Vargas, who has three other children, said that she never in her wildest dreams imagined that gentle rocking and singing soft lullabies would have that effect on a baby. “I have tried literally everything,” said a still dumbfounded Vargas, “from dancing and shouting in front of her to bursting into her view in a gorilla mask. Nothing worked. Then, out of nowhere, I decided, ‘Why not try gently rocking and soothing her?’ And, lo and behold, it worked. I just wondered, if this is not a fluke, why hadn’t anyone else thought of it? And why aren’t they teaching you this kind of stuff in Lamaze?”
Vargas said she has been using this new technique on a nightly basis now with almost completely positive results and plans to offer her own class on the art of bedding a baby.
-The Editors
____________________________
Ohio State Trooper Sees Law-Abiding Michigander Driving Limit, Does Nothing
Sugar Ridge, Ohio— Frank Chadima of New Baltimore, Michigan, was taking his family on vacation when he drove past an Ohio state trooper under the Sugar Ridge Road bypass on I-75. Much to his amazement, the trooper did nothing.
Chadima said, “I don’t understand it. I was trying to stay in packs of cars to be inconspicuous, but all the Ohio plates were speeding, so I had to back off, leaving me alone and exposed to the Ohio cop. I knew at the moment I saw him sitting there that my goose was cooked, because I had never heard of an Ohio cop not pulling over a Michigan driver, even though I was doing fifteen under. We budget in our vacation funds for the token Ohio ticket. Most of the time they threaten to haul you in if you don’t pay them cash right then and there, whether you have babies, crying kids, or anything. But this guy saw me go by, He saw the U of M flag flying from the back window, he saw my blue and white plate, and he made eye contact with me.”
Chadima seemed so shaken up at this point in the interview that he had to take a break. He later continued, “It was as though time slowed down and then stood still as we locked eyes. My heart was pounding in my chest like a jackhammer, and I don’t think I breathed for the next three minutes. It was as if I had looked right into the eyes of the Devil himself, but then he just sat there. I watched and watched in my rearview mirror, just waiting for him to pull out and start the flashing light—I know how they like to tease us and make us think they are going to let us go—but I watched my rearview in horror all the way until I crossed the Brent Spence Bridge into Kentucky, and he never materialized. It was like I had been granted a new lease on life.”
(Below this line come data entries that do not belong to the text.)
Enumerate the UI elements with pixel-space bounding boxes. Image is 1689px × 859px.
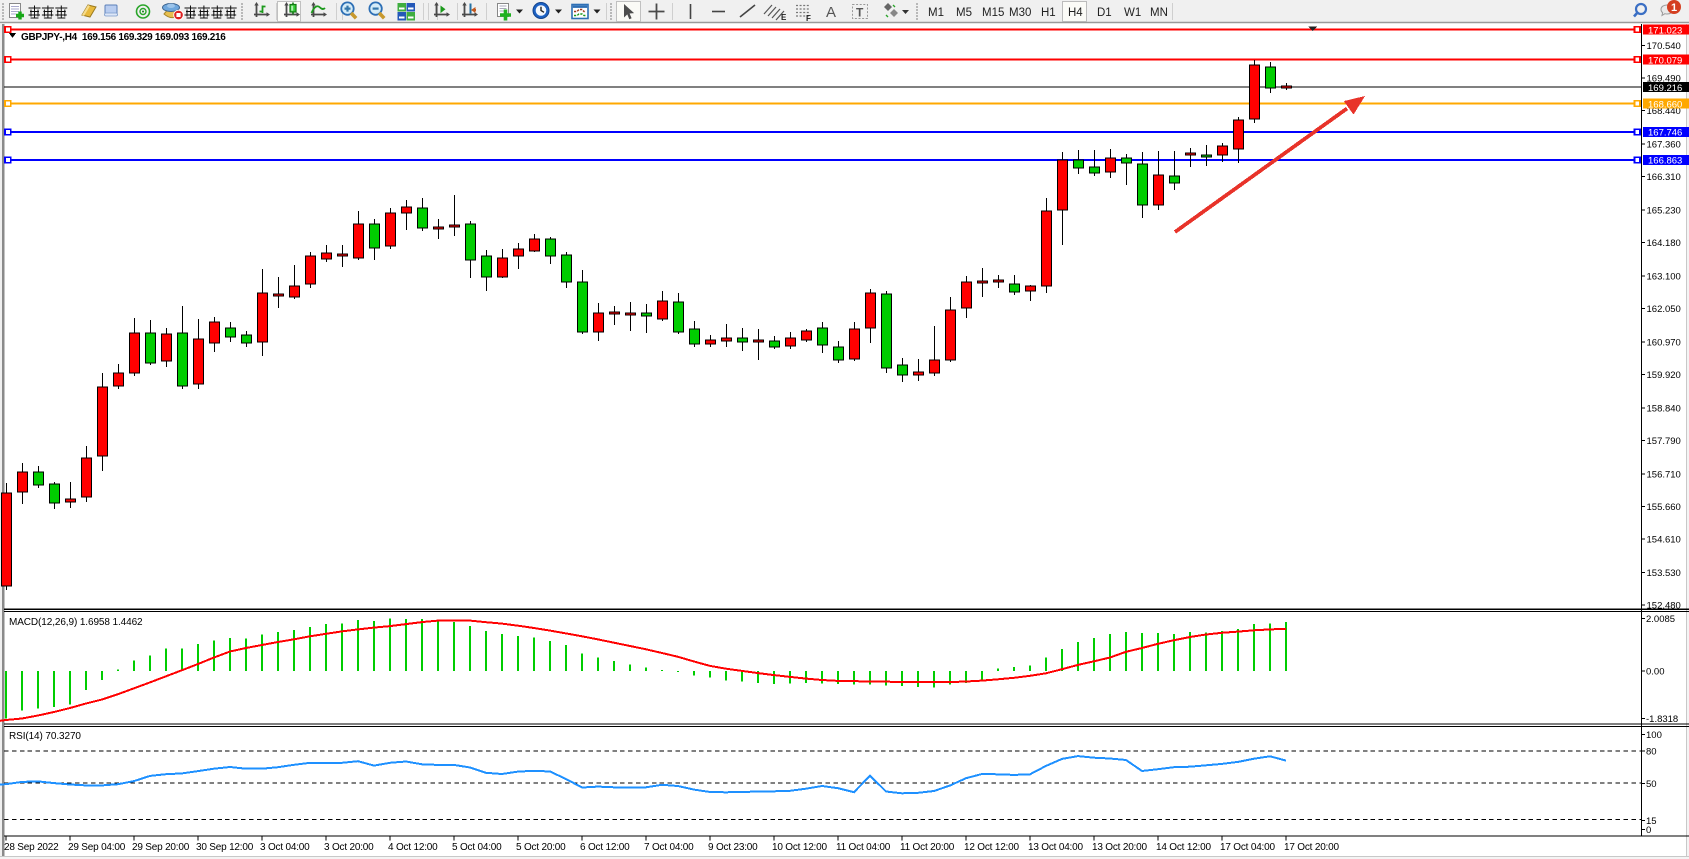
svg-text:100: 100 (1646, 730, 1662, 741)
svg-text:4 Oct 12:00: 4 Oct 12:00 (388, 842, 438, 853)
svg-text:167.746: 167.746 (1648, 128, 1682, 139)
svg-text:-1.8318: -1.8318 (1646, 714, 1678, 725)
svg-text:160.970: 160.970 (1647, 338, 1681, 349)
svg-text:MN: MN (1150, 7, 1168, 19)
svg-text:M1: M1 (928, 7, 944, 19)
svg-text:163.100: 163.100 (1647, 272, 1681, 283)
svg-text:1: 1 (1671, 2, 1677, 14)
svg-text:17 Oct 20:00: 17 Oct 20:00 (1284, 842, 1339, 853)
svg-text:MACD(12,26,9) 1.6958 1.4462: MACD(12,26,9) 1.6958 1.4462 (9, 617, 143, 628)
svg-text:M5: M5 (956, 7, 972, 19)
svg-text:80: 80 (1646, 747, 1657, 758)
svg-text:A: A (826, 4, 836, 21)
svg-text:153.530: 153.530 (1647, 568, 1681, 579)
svg-text:7 Oct 04:00: 7 Oct 04:00 (644, 842, 694, 853)
svg-text:154.610: 154.610 (1647, 535, 1681, 546)
svg-text:13 Oct 04:00: 13 Oct 04:00 (1028, 842, 1083, 853)
svg-text:29 Sep 04:00: 29 Sep 04:00 (68, 842, 126, 853)
svg-text:RSI(14) 70.3270: RSI(14) 70.3270 (9, 731, 81, 742)
svg-text:170.079: 170.079 (1648, 55, 1682, 66)
svg-text:E: E (781, 13, 787, 22)
svg-text:162.050: 162.050 (1647, 304, 1681, 315)
svg-text:0: 0 (1646, 825, 1651, 836)
svg-text:169.216: 169.216 (1648, 83, 1682, 94)
svg-text:11 Oct 20:00: 11 Oct 20:00 (900, 842, 955, 853)
svg-text:5 Oct 04:00: 5 Oct 04:00 (452, 842, 502, 853)
svg-text:T: T (856, 6, 864, 20)
svg-text:158.840: 158.840 (1647, 404, 1681, 415)
svg-text:30 Sep 12:00: 30 Sep 12:00 (196, 842, 254, 853)
svg-text:5 Oct 20:00: 5 Oct 20:00 (516, 842, 566, 853)
svg-text:H1: H1 (1041, 7, 1056, 19)
svg-text:10 Oct 12:00: 10 Oct 12:00 (772, 842, 827, 853)
svg-text:17 Oct 04:00: 17 Oct 04:00 (1220, 842, 1275, 853)
svg-text:11 Oct 04:00: 11 Oct 04:00 (836, 842, 891, 853)
svg-text:170.540: 170.540 (1647, 41, 1681, 52)
svg-text:50: 50 (1646, 779, 1657, 790)
svg-text:155.660: 155.660 (1647, 502, 1681, 513)
svg-text:9 Oct 23:00: 9 Oct 23:00 (708, 842, 758, 853)
svg-text:166.863: 166.863 (1648, 156, 1682, 167)
svg-text:W1: W1 (1124, 7, 1141, 19)
svg-text:159.920: 159.920 (1647, 370, 1681, 381)
svg-text:164.180: 164.180 (1647, 238, 1681, 249)
svg-text:13 Oct 20:00: 13 Oct 20:00 (1092, 842, 1147, 853)
svg-text:3 Oct 04:00: 3 Oct 04:00 (260, 842, 310, 853)
svg-text:M15: M15 (982, 7, 1004, 19)
svg-text:6 Oct 12:00: 6 Oct 12:00 (580, 842, 630, 853)
svg-text:168.440: 168.440 (1647, 106, 1681, 117)
svg-text:H4: H4 (1068, 7, 1083, 19)
svg-text:F: F (806, 14, 811, 23)
svg-text:157.790: 157.790 (1647, 436, 1681, 447)
svg-text:2.0085: 2.0085 (1646, 614, 1675, 625)
svg-text:28 Sep 2022: 28 Sep 2022 (4, 842, 59, 853)
svg-text:171.023: 171.023 (1648, 25, 1682, 36)
svg-text:165.230: 165.230 (1647, 205, 1681, 216)
svg-text:156.710: 156.710 (1647, 470, 1681, 481)
svg-text:29 Sep 20:00: 29 Sep 20:00 (132, 842, 190, 853)
svg-text:167.360: 167.360 (1647, 139, 1681, 150)
svg-text:15: 15 (1646, 816, 1657, 827)
svg-text:166.310: 166.310 (1647, 172, 1681, 183)
svg-text:12 Oct 12:00: 12 Oct 12:00 (964, 842, 1019, 853)
svg-text:D1: D1 (1097, 7, 1112, 19)
svg-text:14 Oct 12:00: 14 Oct 12:00 (1156, 842, 1211, 853)
svg-text:3 Oct 20:00: 3 Oct 20:00 (324, 842, 374, 853)
svg-text:M30: M30 (1009, 7, 1031, 19)
svg-text:168.660: 168.660 (1648, 99, 1682, 110)
svg-text:152.480: 152.480 (1647, 601, 1681, 612)
svg-text:169.490: 169.490 (1647, 73, 1681, 84)
svg-text:GBPJPY-,H4 169.156 169.329 16: GBPJPY-,H4 169.156 169.329 169.093 169.2… (21, 32, 226, 43)
svg-text:0.00: 0.00 (1646, 667, 1665, 678)
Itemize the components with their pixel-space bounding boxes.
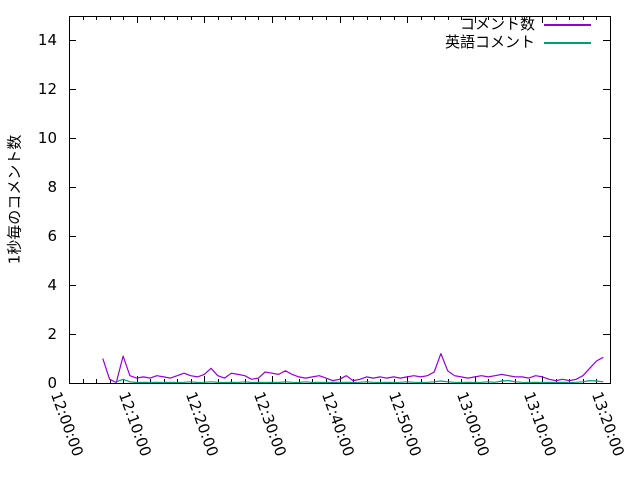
y-tick-label: 6 [47,227,57,246]
series-line-comment-count [102,353,604,384]
y-tick-label: 0 [47,374,57,392]
legend-label-comment-count: コメント数 [459,15,535,33]
legend-line-sample-english-comment [544,42,591,44]
y-tick-label: 10 [37,129,57,148]
series-line-english-comment [116,378,604,384]
y-tick-label: 2 [47,325,57,344]
y-tick-label: 4 [47,276,57,295]
legend-label-english-comment: 英語コメント [444,33,535,51]
legend-line-sample-comment-count [544,24,591,26]
y-tick-label: 12 [37,80,57,99]
y-tick-label: 8 [47,178,57,197]
plot-border [69,16,611,384]
y-tick-label: 14 [37,31,57,50]
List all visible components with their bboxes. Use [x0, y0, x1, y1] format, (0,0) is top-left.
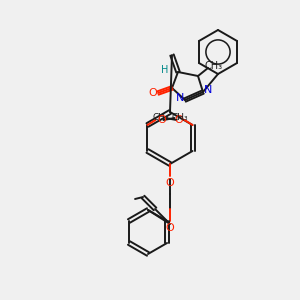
Text: H: H	[161, 65, 169, 75]
Text: O: O	[157, 115, 166, 125]
Text: N: N	[176, 93, 184, 103]
Text: O: O	[174, 115, 183, 125]
Text: CH₃: CH₃	[171, 112, 188, 122]
Text: O: O	[148, 88, 158, 98]
Text: N: N	[204, 85, 212, 95]
Text: O: O	[166, 223, 174, 233]
Text: CH₃: CH₃	[205, 61, 223, 71]
Text: O: O	[166, 178, 174, 188]
Text: CH₃: CH₃	[152, 112, 169, 122]
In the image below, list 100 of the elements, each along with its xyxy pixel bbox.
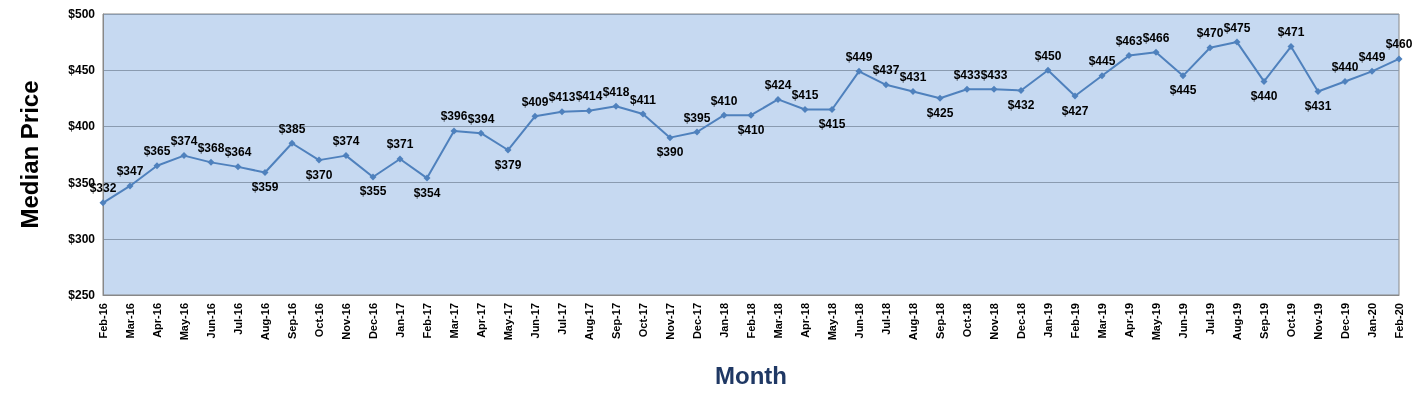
data-label: $460 [1385, 37, 1413, 52]
data-label: $432 [1007, 97, 1035, 112]
data-label: $365 [143, 144, 171, 159]
data-label: $368 [197, 140, 225, 155]
point [207, 158, 215, 166]
x-tick-label: Oct-16 [313, 303, 325, 338]
x-tick-label: Apr-17 [475, 303, 487, 338]
x-tick-label: Oct-19 [1285, 303, 1297, 338]
x-tick-label: May-18 [826, 303, 838, 341]
x-tick-label: Aug-19 [1231, 303, 1243, 341]
x-tick-label: Apr-16 [151, 303, 163, 338]
point [261, 168, 269, 176]
data-label: $409 [521, 94, 549, 109]
point [963, 85, 971, 93]
x-tick-label: Jun-18 [853, 303, 865, 339]
data-label: $410 [737, 122, 765, 137]
x-tick-label: Apr-18 [799, 303, 811, 338]
data-label: $449 [1358, 49, 1386, 64]
point [288, 139, 296, 147]
data-label: $394 [467, 111, 495, 126]
data-label: $371 [386, 137, 414, 152]
point [666, 134, 674, 142]
data-label: $425 [926, 105, 954, 120]
data-label: $413 [548, 90, 576, 105]
point [936, 94, 944, 102]
data-label: $471 [1277, 25, 1305, 40]
point [234, 163, 242, 171]
point [585, 107, 593, 115]
point [1098, 72, 1106, 80]
point [1287, 43, 1295, 51]
data-label: $414 [575, 89, 603, 104]
data-label: $440 [1250, 88, 1278, 103]
point [153, 162, 161, 170]
data-label: $424 [764, 77, 792, 92]
y-tick-label: $450 [68, 63, 96, 78]
point [909, 88, 917, 96]
x-tick-label: Mar-18 [772, 303, 784, 339]
y-tick-label: $400 [68, 119, 96, 134]
x-tick-label: Sep-16 [286, 303, 298, 340]
x-tick-label: Jun-17 [529, 303, 541, 339]
data-label: $364 [224, 145, 252, 160]
x-tick-label: Nov-17 [664, 303, 676, 340]
data-label: $449 [845, 49, 873, 64]
data-label: $431 [899, 70, 927, 85]
point [1044, 66, 1052, 74]
data-label: $359 [251, 179, 279, 194]
point [1206, 44, 1214, 52]
data-label: $466 [1142, 30, 1170, 45]
x-tick-label: May-17 [502, 303, 514, 341]
x-tick-label: Apr-19 [1123, 303, 1135, 338]
x-tick-label: Nov-18 [988, 303, 1000, 340]
point [1071, 92, 1079, 100]
data-label: $433 [953, 67, 981, 82]
data-label: $415 [791, 88, 819, 103]
data-label: $395 [683, 110, 711, 125]
point [477, 129, 485, 137]
data-label: $475 [1223, 20, 1251, 35]
data-label: $411 [629, 92, 657, 107]
point [99, 199, 107, 207]
data-label: $355 [359, 184, 387, 199]
data-label: $450 [1034, 48, 1062, 63]
x-tick-label: Oct-17 [637, 303, 649, 338]
x-tick-label: Mar-19 [1096, 303, 1108, 339]
y-axis-title: Median Price [15, 80, 43, 229]
point [693, 128, 701, 136]
data-label: $410 [710, 93, 738, 108]
point [396, 155, 404, 163]
point [1152, 48, 1160, 56]
x-tick-label: Jan-18 [718, 303, 730, 338]
point [1368, 67, 1376, 75]
x-tick-label: Dec-16 [367, 303, 379, 340]
x-tick-label: Dec-17 [691, 303, 703, 340]
x-tick-label: Aug-17 [583, 303, 595, 341]
x-tick-label: Feb-17 [421, 303, 433, 339]
data-label: $390 [656, 145, 684, 160]
x-tick-label: Aug-16 [259, 303, 271, 341]
x-tick-label: Dec-18 [1015, 303, 1027, 340]
x-tick-label: Feb-19 [1069, 303, 1081, 339]
x-tick-label: Jun-19 [1177, 303, 1189, 339]
point [558, 108, 566, 116]
x-tick-label: Jun-16 [205, 303, 217, 339]
x-tick-label: Feb-20 [1393, 303, 1405, 339]
x-tick-label: Jul-16 [232, 303, 244, 335]
y-tick-label: $300 [68, 231, 96, 246]
point [531, 112, 539, 120]
data-label: $445 [1088, 54, 1116, 69]
point [315, 156, 323, 164]
x-tick-label: Nov-19 [1312, 303, 1324, 340]
point [450, 127, 458, 135]
point [774, 95, 782, 103]
x-tick-label: Feb-16 [97, 303, 109, 339]
data-label: $433 [980, 67, 1008, 82]
data-label: $379 [494, 157, 522, 172]
data-label: $396 [440, 109, 468, 124]
point [504, 146, 512, 154]
point [1233, 38, 1241, 46]
point [180, 152, 188, 160]
point [828, 106, 836, 114]
point [342, 152, 350, 160]
x-tick-label: May-16 [178, 303, 190, 341]
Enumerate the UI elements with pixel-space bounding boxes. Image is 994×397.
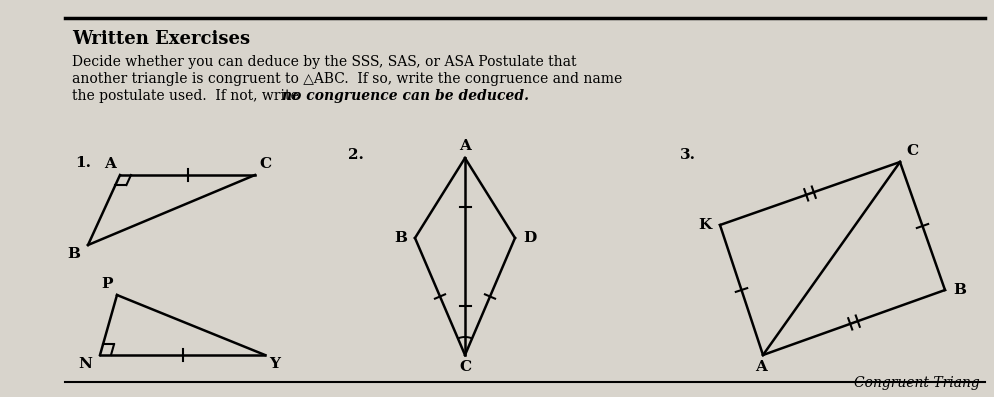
Text: B: B <box>394 231 407 245</box>
Text: C: C <box>906 144 917 158</box>
Text: 2.: 2. <box>348 148 364 162</box>
Text: K: K <box>698 218 712 232</box>
Text: N: N <box>79 357 91 371</box>
Text: the postulate used.  If not, write: the postulate used. If not, write <box>72 89 303 103</box>
Text: Written Exercises: Written Exercises <box>72 30 249 48</box>
Text: C: C <box>258 157 270 171</box>
Text: C: C <box>458 360 470 374</box>
Text: another triangle is congruent to △ABC.  If so, write the congruence and name: another triangle is congruent to △ABC. I… <box>72 72 621 86</box>
Text: 1.: 1. <box>75 156 90 170</box>
Text: A: A <box>104 157 116 171</box>
Text: A: A <box>458 139 470 153</box>
Text: D: D <box>523 231 536 245</box>
Text: no congruence can be deduced.: no congruence can be deduced. <box>281 89 529 103</box>
Text: A: A <box>754 360 766 374</box>
Text: Decide whether you can deduce by the SSS, SAS, or ASA Postulate that: Decide whether you can deduce by the SSS… <box>72 55 576 69</box>
Text: Congruent Triang: Congruent Triang <box>854 376 979 390</box>
Text: Y: Y <box>268 357 279 371</box>
Text: P: P <box>101 277 113 291</box>
Text: B: B <box>952 283 965 297</box>
Text: B: B <box>67 247 80 261</box>
Text: 3.: 3. <box>679 148 695 162</box>
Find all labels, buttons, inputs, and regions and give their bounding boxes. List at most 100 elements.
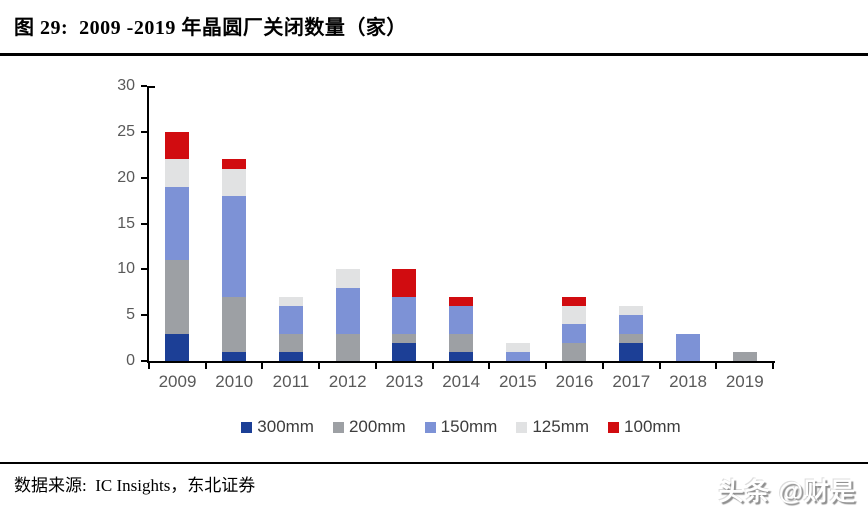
bar-segment-125mm	[562, 306, 587, 325]
y-axis-line	[147, 86, 149, 363]
stacked-bar	[222, 159, 247, 361]
stacked-bar	[675, 333, 700, 361]
bar-segment-100mm	[165, 131, 190, 160]
y-axis-tick	[141, 85, 147, 87]
legend-item-150mm: 150mm	[424, 417, 498, 437]
legend-label: 300mm	[257, 417, 314, 436]
y-axis-tick	[141, 314, 147, 317]
bar-segment-300mm	[278, 351, 303, 361]
stacked-bar	[278, 296, 303, 361]
x-axis-label: 2015	[498, 372, 537, 391]
x-axis-tick	[715, 363, 718, 369]
y-axis-top-cap	[149, 86, 155, 88]
bar-segment-200mm	[392, 333, 417, 343]
title-divider	[0, 53, 868, 56]
source-text: 数据来源: IC Insights，东北证券	[14, 476, 256, 495]
bar-segment-200mm	[562, 342, 587, 361]
bar-segment-125mm	[505, 342, 530, 352]
bar-segment-150mm	[165, 186, 190, 261]
figure-title: 图 29: 2009 -2019 年晶圆厂关闭数量（家）	[14, 17, 407, 39]
legend-swatch	[241, 421, 253, 433]
bar-segment-150mm	[392, 296, 417, 334]
x-axis-tick	[545, 363, 548, 369]
bar-segment-125mm	[222, 168, 247, 197]
stacked-bar	[505, 342, 530, 361]
x-axis-label: 2013	[385, 372, 424, 391]
x-axis-tick	[204, 363, 207, 369]
x-axis-label: 2011	[272, 372, 310, 391]
chart-legend: 300mm 200mm 150mm 125mm 100mm	[148, 417, 774, 437]
bar-segment-200mm	[278, 333, 303, 352]
x-axis-line	[147, 361, 775, 363]
bar-segment-150mm	[278, 306, 303, 334]
bar-segment-100mm	[222, 159, 247, 169]
bar-segment-150mm	[222, 196, 247, 297]
bar-segment-200mm	[165, 260, 190, 334]
x-axis-label: 2018	[669, 372, 707, 391]
bar-segment-300mm	[619, 342, 644, 361]
stacked-bar	[619, 306, 644, 361]
x-axis-tick	[601, 363, 604, 369]
legend-label: 150mm	[440, 417, 498, 436]
x-axis-label: 2019	[725, 372, 764, 391]
stacked-bar	[392, 269, 417, 361]
y-axis-tick	[141, 176, 147, 179]
bar-segment-150mm	[505, 351, 530, 361]
bar-segment-300mm	[449, 351, 473, 361]
x-axis-tick	[261, 363, 264, 369]
bar-segment-100mm	[392, 269, 417, 297]
y-axis-tick	[141, 268, 147, 271]
bar-segment-125mm	[165, 159, 190, 187]
legend-swatch	[608, 421, 620, 433]
stacked-bar	[562, 296, 587, 361]
x-axis-tick	[772, 363, 774, 369]
stacked-bar	[449, 296, 473, 361]
bar-segment-125mm	[335, 269, 360, 288]
y-axis-label: 20	[117, 168, 135, 186]
x-axis-label: 2016	[555, 372, 594, 391]
bar-segment-300mm	[165, 333, 190, 361]
stacked-bar	[165, 131, 190, 361]
x-axis-tick	[374, 363, 377, 369]
stacked-bar	[335, 269, 360, 361]
x-axis-tick	[488, 363, 491, 369]
bar-segment-100mm	[449, 296, 473, 307]
legend-label: 125mm	[532, 417, 590, 436]
y-axis-label: 5	[126, 306, 135, 324]
legend-label: 100mm	[624, 417, 681, 436]
legend-item-125mm: 125mm	[516, 417, 589, 437]
x-axis-tick	[431, 363, 434, 369]
y-axis-tick	[141, 360, 147, 362]
bar-segment-200mm	[335, 333, 360, 361]
y-axis-label: 30	[117, 77, 135, 94]
bar-segment-150mm	[562, 324, 587, 343]
bar-segment-200mm	[449, 333, 473, 352]
plot-area	[149, 86, 773, 361]
x-axis-tick	[318, 363, 321, 369]
x-axis-tick	[658, 363, 661, 369]
y-axis-label: 0	[126, 352, 135, 369]
x-axis-label: 2012	[328, 372, 367, 391]
x-axis-tick	[148, 363, 150, 369]
legend-swatch	[424, 421, 436, 433]
x-axis-label: 2017	[612, 372, 651, 391]
bar-segment-200mm	[732, 351, 757, 361]
bar-segment-300mm	[222, 351, 247, 361]
legend-item-300mm: 300mm	[241, 417, 314, 437]
bar-segment-200mm	[222, 296, 247, 352]
bar-segment-200mm	[619, 333, 644, 343]
bar-segment-150mm	[619, 315, 644, 334]
y-axis-label: 15	[117, 214, 135, 232]
legend-swatch	[516, 421, 528, 433]
x-axis-label: 2014	[442, 372, 481, 391]
bar-segment-150mm	[335, 287, 360, 334]
legend-item-100mm: 100mm	[608, 417, 681, 437]
y-axis-label: 25	[117, 122, 135, 140]
watermark-text: 头条 @财是	[718, 478, 856, 506]
footer-divider	[0, 462, 868, 464]
y-axis-tick	[141, 130, 147, 133]
bar-segment-125mm	[619, 306, 644, 316]
legend-swatch	[332, 421, 344, 433]
y-axis-label: 10	[117, 260, 135, 278]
Sgt. Ben Hobbins, the trooper Chadima evaded that day, had no comment for The Satirical Rogue, but fellow trooper Chad Billington said disgustedly of the missed opportunity that day, “[Hobbins] is a disgrace to the Ohio state trooper department and the state as a whole. This isn’t the first Michy he let go, but if I have anything to do with it, it will be the last. I mean, no ticket? Fine, but he didn’t even pull the guy over, let alone make him get out of the car and pat him down or take a sobriety test in front of his family. I think at the very least he could have ripped up the upholstery looking for drug paraphernalia or weapons. This is black mark on our proud department and a sad day for our state.”
Other Ohio troopers had similar complaints about Hobbins, one going so far as to accuse Hobbins of often observing stop signs, speed limits, and other traffic laws. Hobbins has been a trooper for nearly fifteen years now and is currently not under suspension, but is under investigation.